During intensive, prolonged endurance- and strength-training, the body signals the heart to pump more blood through the body to counteract the oxygen deficit building in the skeletal muscles. Enlargement of the heart is a natural physical adaptation of the body to deal with the high pressures and large amounts of blood that can affect the heart during these periods of time. After time, these pressures cause the muscle mass, wall thickness, and chamber size of the left ventricle of the heart to increase.
Cardiac output, the amount of blood that leaves the heart, is proportional to both the chamber sizes of the heart and the rate at which the heart beats. With a larger left ventricle, the heart rate can decrease and still maintain a level of cardiac output necessary for the body. Therefore, it is very common for athletes to have lower resting heart rates than nonathletes.
There are no symptoms for people with athletic heart syndrome, although an indicator would be a consistently low resting heart rate. AHS is usually diagnosed during a routine screening or during tests for other medical issues. An enlarged heart can be seen on an echocardiogram or sometimes a chest X-ray. Due to the similarities between AHS and more serious cardiac problems, an electrocardiogram (EKG) and exercise stress tests are sometimes performed.

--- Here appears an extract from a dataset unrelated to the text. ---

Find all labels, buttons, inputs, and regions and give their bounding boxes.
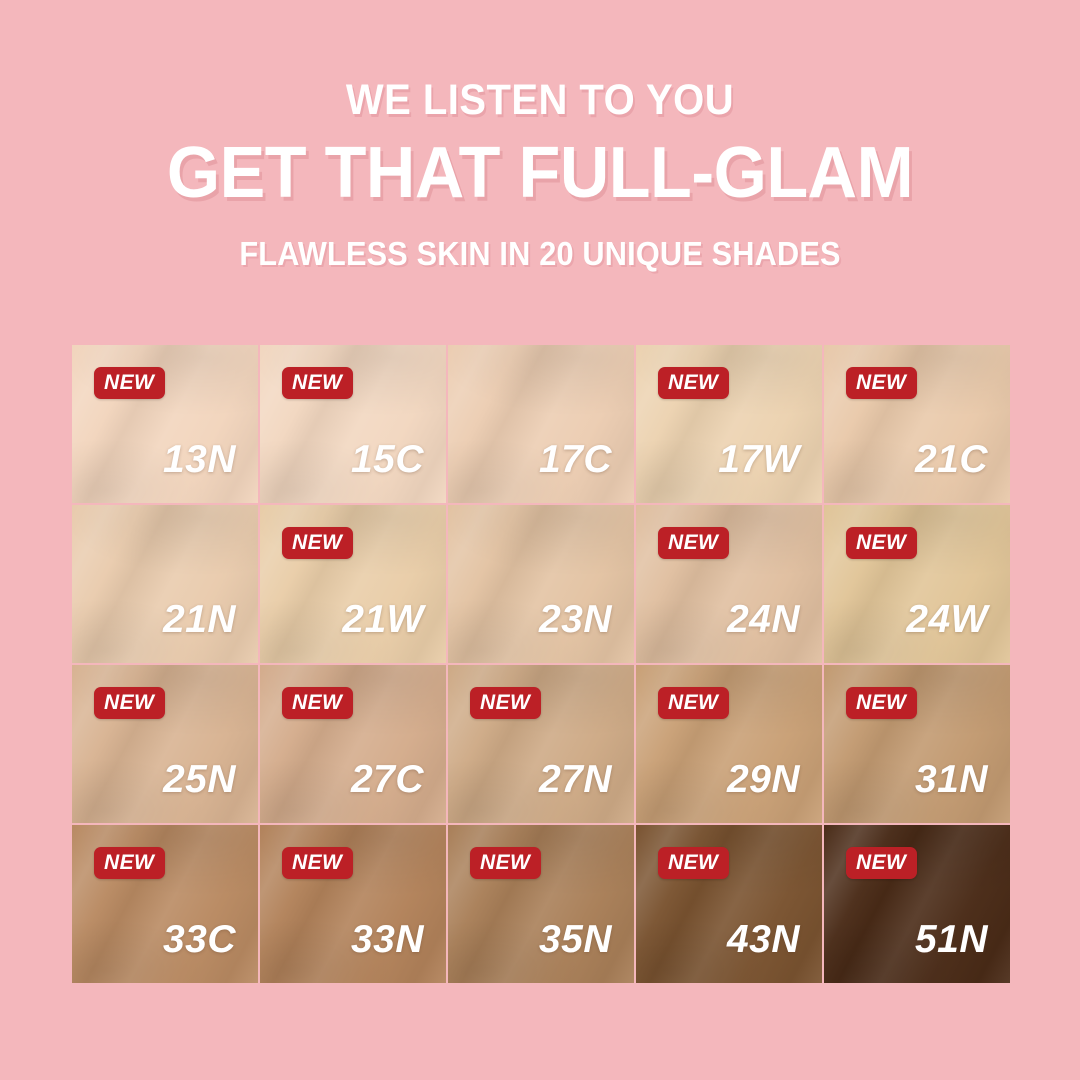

The EKG can detect sinus bradycardia, a resting heart rate of fewer than 60 beats per minute. This is often accompanied by sinus arrhythmia. The heartbeat of a person with AHS can sometimes be irregular while at rest, but usually returns to normal after exercise begins.
One common cardiovascular disease that has similar EKG reads is hypertrophic cardiomyopathy, which is characterized by the thickening of the heart's walls. This genetic disorder is found in 1 out of 500 Americans and is responsible for thousands of sudden death cases every year. Of all sudden death cases, only about 8% are exercise related. The following table shows distinguishing characteristics of the two conditions.

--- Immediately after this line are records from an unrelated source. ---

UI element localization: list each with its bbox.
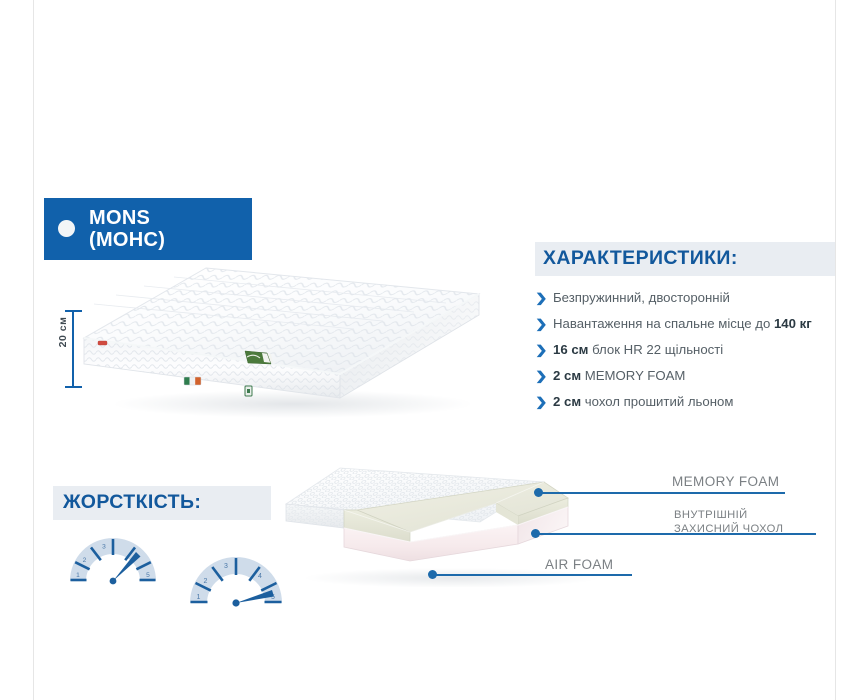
memory-foam-leader-dot: [534, 488, 543, 497]
gauge-tick-4: 4: [258, 573, 262, 580]
characteristics-item-text: 16 см блок HR 22 щільності: [553, 342, 723, 359]
characteristics-list: ❯ Безпружинний, двосторонній ❯ Навантаже…: [535, 290, 835, 411]
gauge-tick-3: 3: [102, 544, 106, 551]
air-foam-label: AIR FOAM: [545, 557, 613, 572]
characteristics-item-text: 2 см чохол прошитий льоном: [553, 394, 733, 411]
product-name: MONS (МОНС): [89, 207, 165, 252]
characteristics-item: ❯ Навантаження на спальне місце до 140 к…: [535, 316, 835, 333]
chevron-right-icon: ❯: [535, 291, 558, 306]
mattress-tag-green: [245, 386, 252, 396]
firmness-gauge-side-b: 1 2 3 4 5: [186, 552, 286, 608]
gauge-tick-5: 5: [146, 572, 150, 579]
inner-cover-label-line-2: ЗАХИСНИЙ ЧОХОЛ: [674, 522, 783, 536]
inner-cover-label: ВНУТРІШНІЙ ЗАХИСНИЙ ЧОХОЛ: [674, 508, 783, 536]
infographic-page: MONS (МОНС) 20 см: [0, 0, 859, 700]
gauge-tick-1: 1: [76, 572, 80, 579]
characteristics-item: ❯ 2 см чохол прошитий льоном: [535, 394, 835, 411]
dimension-label: 20 см: [57, 309, 69, 355]
chevron-right-icon: ❯: [535, 395, 558, 410]
dimension-line: [72, 310, 74, 388]
chevron-right-icon: ❯: [535, 369, 558, 384]
chevron-right-icon: ❯: [535, 317, 558, 332]
firmness-gauge-side-a: 1 2 3 4 5: [66, 533, 160, 585]
gauge-tick-3: 3: [224, 563, 228, 570]
product-name-banner: MONS (МОНС): [44, 198, 252, 260]
mattress-product-image: [78, 258, 488, 420]
characteristics-panel: ХАРАКТЕРИСТИКИ: ❯ Безпружинний, двосторо…: [535, 242, 835, 420]
product-name-line-2: (МОНС): [89, 229, 165, 251]
page-border-right: [835, 0, 836, 700]
page-border-left: [33, 0, 34, 700]
characteristics-item-text: 2 см MEMORY FOAM: [553, 368, 685, 385]
gauge-tick-1: 1: [197, 594, 201, 601]
circle-bullet-icon: [58, 220, 75, 237]
gauge-tick-2: 2: [83, 557, 87, 564]
inner-cover-label-line-1: ВНУТРІШНІЙ: [674, 508, 783, 522]
characteristics-heading: ХАРАКТЕРИСТИКИ:: [535, 242, 835, 276]
characteristics-item: ❯ 2 см MEMORY FOAM: [535, 368, 835, 385]
air-foam-leader-line: [432, 574, 632, 576]
firmness-panel: ЖОРСТКІСТЬ:: [53, 486, 271, 520]
firmness-heading: ЖОРСТКІСТЬ:: [53, 486, 271, 520]
memory-foam-leader-line: [538, 492, 785, 494]
air-foam-leader-dot: [428, 570, 437, 579]
memory-foam-label: MEMORY FOAM: [672, 474, 779, 489]
characteristics-item: ❯ 16 см блок HR 22 щільності: [535, 342, 835, 359]
chevron-right-icon: ❯: [535, 343, 558, 358]
gauge-tick-2: 2: [204, 578, 208, 585]
inner-cover-leader-dot: [531, 529, 540, 538]
characteristics-item-text: Навантаження на спальне місце до 140 кг: [553, 316, 812, 333]
mattress-tag-red: [98, 341, 107, 345]
mattress-tag-tricolor: [184, 377, 201, 385]
characteristics-item: ❯ Безпружинний, двосторонній: [535, 290, 835, 307]
characteristics-item-text: Безпружинний, двосторонній: [553, 290, 730, 307]
product-name-line-1: MONS: [89, 207, 165, 229]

|Feature||Athletic Heart Syndrome||Cardiomyopathy|
|Left ventricular hypertrophy||< 13 mm||> 15 mm|
|Left ventricular end-diastolic diameter||< 60 mm||> 70 mm|
|Diastolic function||Normal (E:A ratio > 1)||Abnormal (E:A ratio < 1)|
|Septal hypertrophy||Symmetric||Asymmetric (in hypertrophic cardiomyopathy)|
|Family history||None||May be present|
|BP response to exercise||Normal||Normal or reduced systolic BP response|
|Deconditioning||Left ventricular hypertrophy regression||No left ventricular hypertrophy regression|
Although the heart experiences structural changes (i.e. wall thickening) that are common with some cardiac disease, no unfavorable effects are evident. 80% of people affected by this syndrome show a decrease in such structural changes and in bradycardia with detraining. Unfortunately, the lack of long-term data limits our ability to determine whether or not the remaining 20% of people who do indeed have residual chamber enlargement have experienced any negative side effects.
No treatment is required for people with athletic heart syndrome. In some cases, 3 months of deconditioning are required in order to distinguish AHS from cardiomyopathy, though this may be met with resistance since training is an integral part of an athlete's life.